What if in some cases it was their own money, what if in other cases they were hired by people in their home countries to buy ads?
What if they work in DC and act as foreign agents and pay for lobbying?
> Can a Russian, Israeli or Saudi or Mexican citizen in their respective country buy political ads targeting American and favoring or disfavoring a particular American candidate for office?
Yes, lawfully [1]. This is a complicated area of law, which is why foreigners and foreign governments seeking to properly lobby in America hire proper counsel.
So Twitter found some $100k spent on ads from Russia during the campaign. Are you really suggesting that someone spending $100k could decide the outcome of an election as big as the U.S. one?
It's time to stop this "Russia hacked the Election" non-sense and just accept the fact that Hillary lost in a fair election.
> Are you really suggesting that someone spending $100k could decide the outcome of an election as big as the U.S. one?
You are very conveniently omitting recent disclosures from facebook that over 126 million Americans may have seen Russia based political posts over a two-year period leading to the election.
Source: https://www.reuters.com/article/us-usa-trump-russia-socialme...
This isn't about a particular candidate winning or losing the election. The case would be equally horrifying if Hillary had won the election with the help of a foreign-state-sponsored social media campaign.
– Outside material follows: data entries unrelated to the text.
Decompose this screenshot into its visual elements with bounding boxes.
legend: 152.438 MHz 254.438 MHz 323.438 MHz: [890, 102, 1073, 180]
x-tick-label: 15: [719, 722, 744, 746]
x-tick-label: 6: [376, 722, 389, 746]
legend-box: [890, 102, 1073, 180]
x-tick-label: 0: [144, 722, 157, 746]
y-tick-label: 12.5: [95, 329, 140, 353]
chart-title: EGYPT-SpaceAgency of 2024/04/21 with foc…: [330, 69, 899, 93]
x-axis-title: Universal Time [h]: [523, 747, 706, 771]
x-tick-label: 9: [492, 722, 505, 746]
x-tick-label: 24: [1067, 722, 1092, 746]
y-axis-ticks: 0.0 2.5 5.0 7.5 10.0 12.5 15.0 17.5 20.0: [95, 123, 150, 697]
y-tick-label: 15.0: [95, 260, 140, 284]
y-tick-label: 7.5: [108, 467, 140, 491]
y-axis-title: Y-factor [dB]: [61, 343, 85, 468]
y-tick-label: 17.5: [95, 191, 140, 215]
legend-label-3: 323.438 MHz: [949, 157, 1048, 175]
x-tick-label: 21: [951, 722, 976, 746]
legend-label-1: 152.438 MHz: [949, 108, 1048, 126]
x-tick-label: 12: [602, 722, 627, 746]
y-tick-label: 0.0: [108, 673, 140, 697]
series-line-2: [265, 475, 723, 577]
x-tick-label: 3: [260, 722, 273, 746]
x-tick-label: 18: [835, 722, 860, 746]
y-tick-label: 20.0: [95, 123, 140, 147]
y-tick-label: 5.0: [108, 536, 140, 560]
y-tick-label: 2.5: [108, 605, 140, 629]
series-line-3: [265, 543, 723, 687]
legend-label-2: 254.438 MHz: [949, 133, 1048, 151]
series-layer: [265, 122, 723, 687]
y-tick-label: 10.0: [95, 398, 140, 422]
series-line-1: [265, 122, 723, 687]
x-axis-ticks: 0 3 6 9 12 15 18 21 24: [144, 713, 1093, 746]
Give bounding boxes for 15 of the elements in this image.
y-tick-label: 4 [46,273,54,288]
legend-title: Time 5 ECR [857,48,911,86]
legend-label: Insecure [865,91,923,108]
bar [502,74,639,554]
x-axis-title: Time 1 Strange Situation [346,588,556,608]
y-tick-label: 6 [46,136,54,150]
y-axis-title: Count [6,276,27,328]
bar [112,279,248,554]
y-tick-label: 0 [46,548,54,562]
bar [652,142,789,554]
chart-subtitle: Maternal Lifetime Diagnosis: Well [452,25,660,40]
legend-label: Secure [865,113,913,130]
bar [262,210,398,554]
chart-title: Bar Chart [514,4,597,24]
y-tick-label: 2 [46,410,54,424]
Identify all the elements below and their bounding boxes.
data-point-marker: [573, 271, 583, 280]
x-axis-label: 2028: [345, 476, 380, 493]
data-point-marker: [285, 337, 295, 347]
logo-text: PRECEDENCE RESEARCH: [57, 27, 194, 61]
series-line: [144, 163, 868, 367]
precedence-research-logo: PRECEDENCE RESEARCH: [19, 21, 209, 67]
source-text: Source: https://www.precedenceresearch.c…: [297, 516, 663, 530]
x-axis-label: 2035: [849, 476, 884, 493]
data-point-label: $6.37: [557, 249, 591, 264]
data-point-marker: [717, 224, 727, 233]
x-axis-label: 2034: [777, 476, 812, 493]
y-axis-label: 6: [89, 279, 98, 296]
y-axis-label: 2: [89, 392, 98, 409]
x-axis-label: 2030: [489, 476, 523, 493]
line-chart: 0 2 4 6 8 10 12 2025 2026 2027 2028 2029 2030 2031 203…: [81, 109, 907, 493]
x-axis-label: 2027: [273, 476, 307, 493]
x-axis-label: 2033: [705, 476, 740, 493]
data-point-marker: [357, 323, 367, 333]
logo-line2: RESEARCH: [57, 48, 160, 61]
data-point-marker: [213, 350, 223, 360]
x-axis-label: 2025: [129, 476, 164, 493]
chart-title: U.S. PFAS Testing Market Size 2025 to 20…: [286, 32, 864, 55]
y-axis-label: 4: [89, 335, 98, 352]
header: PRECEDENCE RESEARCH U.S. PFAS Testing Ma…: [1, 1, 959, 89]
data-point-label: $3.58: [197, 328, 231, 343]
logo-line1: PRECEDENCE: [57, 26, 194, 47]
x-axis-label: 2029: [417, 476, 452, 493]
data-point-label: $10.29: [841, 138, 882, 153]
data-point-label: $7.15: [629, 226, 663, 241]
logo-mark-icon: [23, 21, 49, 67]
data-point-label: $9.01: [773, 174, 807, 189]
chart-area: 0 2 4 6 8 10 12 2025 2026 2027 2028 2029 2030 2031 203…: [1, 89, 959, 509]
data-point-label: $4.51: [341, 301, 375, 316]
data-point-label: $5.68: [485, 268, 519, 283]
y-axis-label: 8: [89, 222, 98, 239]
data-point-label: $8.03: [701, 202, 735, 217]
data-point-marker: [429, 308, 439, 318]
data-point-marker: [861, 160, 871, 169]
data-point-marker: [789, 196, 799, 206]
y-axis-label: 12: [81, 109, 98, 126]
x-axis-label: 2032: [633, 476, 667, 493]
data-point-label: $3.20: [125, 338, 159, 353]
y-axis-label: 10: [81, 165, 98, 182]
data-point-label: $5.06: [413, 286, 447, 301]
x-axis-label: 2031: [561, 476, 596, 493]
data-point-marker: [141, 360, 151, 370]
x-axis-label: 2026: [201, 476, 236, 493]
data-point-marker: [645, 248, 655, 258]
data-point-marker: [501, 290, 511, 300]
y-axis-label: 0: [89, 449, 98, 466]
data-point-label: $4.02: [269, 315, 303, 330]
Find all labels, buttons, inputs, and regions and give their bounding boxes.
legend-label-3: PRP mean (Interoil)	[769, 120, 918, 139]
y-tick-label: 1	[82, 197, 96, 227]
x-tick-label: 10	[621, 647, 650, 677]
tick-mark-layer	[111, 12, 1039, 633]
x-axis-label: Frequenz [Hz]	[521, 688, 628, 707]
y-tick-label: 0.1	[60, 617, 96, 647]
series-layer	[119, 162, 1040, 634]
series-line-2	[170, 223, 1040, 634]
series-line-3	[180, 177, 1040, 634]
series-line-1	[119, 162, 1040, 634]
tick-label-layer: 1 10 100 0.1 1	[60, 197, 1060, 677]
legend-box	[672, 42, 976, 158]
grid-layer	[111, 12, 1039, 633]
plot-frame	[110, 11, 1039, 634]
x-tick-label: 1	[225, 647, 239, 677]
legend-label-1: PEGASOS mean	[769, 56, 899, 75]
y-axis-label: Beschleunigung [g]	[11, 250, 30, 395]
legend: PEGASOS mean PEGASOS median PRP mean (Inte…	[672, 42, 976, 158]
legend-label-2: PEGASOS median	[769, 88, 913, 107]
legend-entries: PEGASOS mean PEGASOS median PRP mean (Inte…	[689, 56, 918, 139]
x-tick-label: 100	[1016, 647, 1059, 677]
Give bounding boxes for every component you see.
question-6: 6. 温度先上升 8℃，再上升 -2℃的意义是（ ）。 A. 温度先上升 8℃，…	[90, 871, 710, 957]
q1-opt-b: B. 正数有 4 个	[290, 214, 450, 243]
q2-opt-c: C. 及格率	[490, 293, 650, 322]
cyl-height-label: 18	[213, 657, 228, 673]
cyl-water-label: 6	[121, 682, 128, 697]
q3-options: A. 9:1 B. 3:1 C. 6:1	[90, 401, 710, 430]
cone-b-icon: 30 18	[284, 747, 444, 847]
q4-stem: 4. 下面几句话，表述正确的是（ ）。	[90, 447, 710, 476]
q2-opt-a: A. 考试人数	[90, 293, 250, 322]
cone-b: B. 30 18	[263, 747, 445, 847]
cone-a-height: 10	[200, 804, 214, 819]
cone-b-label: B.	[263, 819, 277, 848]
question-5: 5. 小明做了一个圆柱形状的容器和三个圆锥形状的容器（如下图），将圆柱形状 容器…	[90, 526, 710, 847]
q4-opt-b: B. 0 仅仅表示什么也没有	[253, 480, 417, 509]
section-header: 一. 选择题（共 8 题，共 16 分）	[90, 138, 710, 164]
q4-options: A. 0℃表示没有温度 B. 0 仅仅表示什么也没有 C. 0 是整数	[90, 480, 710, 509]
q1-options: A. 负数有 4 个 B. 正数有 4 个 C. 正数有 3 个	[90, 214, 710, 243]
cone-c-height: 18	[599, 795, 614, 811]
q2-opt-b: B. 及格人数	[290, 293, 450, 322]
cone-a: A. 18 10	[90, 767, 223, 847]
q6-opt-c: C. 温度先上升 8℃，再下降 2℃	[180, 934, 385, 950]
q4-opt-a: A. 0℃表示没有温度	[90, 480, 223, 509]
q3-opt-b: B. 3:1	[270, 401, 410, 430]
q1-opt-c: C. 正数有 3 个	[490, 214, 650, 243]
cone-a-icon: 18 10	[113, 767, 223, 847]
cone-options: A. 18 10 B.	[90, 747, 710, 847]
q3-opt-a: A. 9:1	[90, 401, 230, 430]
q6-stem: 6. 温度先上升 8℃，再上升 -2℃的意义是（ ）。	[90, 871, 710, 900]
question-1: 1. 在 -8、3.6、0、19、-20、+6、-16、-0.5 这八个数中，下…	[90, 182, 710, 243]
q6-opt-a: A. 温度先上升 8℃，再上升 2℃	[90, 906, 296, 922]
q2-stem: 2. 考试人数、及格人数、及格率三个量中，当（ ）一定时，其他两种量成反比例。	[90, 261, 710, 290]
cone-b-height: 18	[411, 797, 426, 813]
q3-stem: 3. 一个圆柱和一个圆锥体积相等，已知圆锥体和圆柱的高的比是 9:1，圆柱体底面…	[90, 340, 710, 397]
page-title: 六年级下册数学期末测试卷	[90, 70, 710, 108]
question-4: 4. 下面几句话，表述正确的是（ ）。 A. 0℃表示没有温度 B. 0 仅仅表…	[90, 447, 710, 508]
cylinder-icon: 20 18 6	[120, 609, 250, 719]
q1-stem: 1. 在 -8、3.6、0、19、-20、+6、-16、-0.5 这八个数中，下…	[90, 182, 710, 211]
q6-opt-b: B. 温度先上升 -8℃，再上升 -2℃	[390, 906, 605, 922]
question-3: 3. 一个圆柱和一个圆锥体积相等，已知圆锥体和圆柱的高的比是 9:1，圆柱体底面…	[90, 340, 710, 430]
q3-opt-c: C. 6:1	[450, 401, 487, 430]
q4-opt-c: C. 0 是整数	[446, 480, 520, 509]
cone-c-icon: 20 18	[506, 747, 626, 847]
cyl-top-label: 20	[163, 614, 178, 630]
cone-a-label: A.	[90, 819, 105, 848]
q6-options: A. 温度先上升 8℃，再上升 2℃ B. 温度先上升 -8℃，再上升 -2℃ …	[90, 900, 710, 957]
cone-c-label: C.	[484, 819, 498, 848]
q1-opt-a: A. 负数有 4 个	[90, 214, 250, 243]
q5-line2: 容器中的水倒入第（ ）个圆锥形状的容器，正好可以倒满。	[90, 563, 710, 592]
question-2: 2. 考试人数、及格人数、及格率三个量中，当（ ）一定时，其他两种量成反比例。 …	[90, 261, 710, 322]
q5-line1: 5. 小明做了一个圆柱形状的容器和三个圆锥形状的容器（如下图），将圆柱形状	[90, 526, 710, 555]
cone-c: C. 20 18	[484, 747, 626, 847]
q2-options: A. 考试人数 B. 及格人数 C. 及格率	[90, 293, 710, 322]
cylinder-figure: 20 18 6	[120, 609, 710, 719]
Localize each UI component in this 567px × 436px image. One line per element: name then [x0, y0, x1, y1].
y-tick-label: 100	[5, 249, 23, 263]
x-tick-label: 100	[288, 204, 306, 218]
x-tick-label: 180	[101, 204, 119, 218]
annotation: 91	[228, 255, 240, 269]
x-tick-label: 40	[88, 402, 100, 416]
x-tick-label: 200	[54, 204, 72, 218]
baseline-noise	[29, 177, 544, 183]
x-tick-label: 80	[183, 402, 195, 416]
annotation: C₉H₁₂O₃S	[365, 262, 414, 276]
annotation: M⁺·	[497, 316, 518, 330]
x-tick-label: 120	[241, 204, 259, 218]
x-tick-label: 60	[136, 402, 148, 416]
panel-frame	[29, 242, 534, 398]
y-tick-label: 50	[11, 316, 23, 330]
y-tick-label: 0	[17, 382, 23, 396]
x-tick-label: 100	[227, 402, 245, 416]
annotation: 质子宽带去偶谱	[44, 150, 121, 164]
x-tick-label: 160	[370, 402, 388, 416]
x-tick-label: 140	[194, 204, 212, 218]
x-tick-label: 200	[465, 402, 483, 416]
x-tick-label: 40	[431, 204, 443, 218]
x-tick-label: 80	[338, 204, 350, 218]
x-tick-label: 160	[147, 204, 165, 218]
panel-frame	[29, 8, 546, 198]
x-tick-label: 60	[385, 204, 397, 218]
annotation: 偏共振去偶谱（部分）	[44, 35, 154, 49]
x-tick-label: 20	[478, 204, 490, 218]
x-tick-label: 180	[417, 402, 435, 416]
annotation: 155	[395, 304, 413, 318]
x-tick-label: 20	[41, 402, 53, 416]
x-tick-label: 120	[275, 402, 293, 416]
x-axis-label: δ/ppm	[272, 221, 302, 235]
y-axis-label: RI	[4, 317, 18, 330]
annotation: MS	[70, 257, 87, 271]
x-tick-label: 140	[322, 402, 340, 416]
And I would implore you to check out the Ted talk I have posted above. It is not about supporting any particular candidate - it simply talks about how powerful these micro-targeted campaigns can be, and we ignore their potential and their effects on democracy at our own peril.
I feel that if some Facebook posts are able to affect the elections to a large degree, we as a people have failed and it doesn't matter what the outcome is since it's just a symptom of a larger problem.
Just like it didn't matter what the exact process by which GW won the contested election. The very fact that the counts were so close means we might as well have tossed a coin.
The last election showed that you only need to target a small amount of people in a few key states. $100k, coupled with some convenient gerrymandering, could easily reach that many people.
All US phones have components manufactured in China as well as all over the world. It is not a stretch to think the foreign governments couldn't get in the middle and create vulnerabilities or straight up drop attacks on different components they have access to. How is Huawei any different?
Are we supposed to take their complaints seriously when Snowden leaks revealed the NSA hacked Huawei servers to find vulnerabilities they themselves could use to spy on people around the world. /shrug operations Shotgiant doesn't matter? If the NSA hack revealed that Huawei was injecting spyware it's time to release the details of how they found out.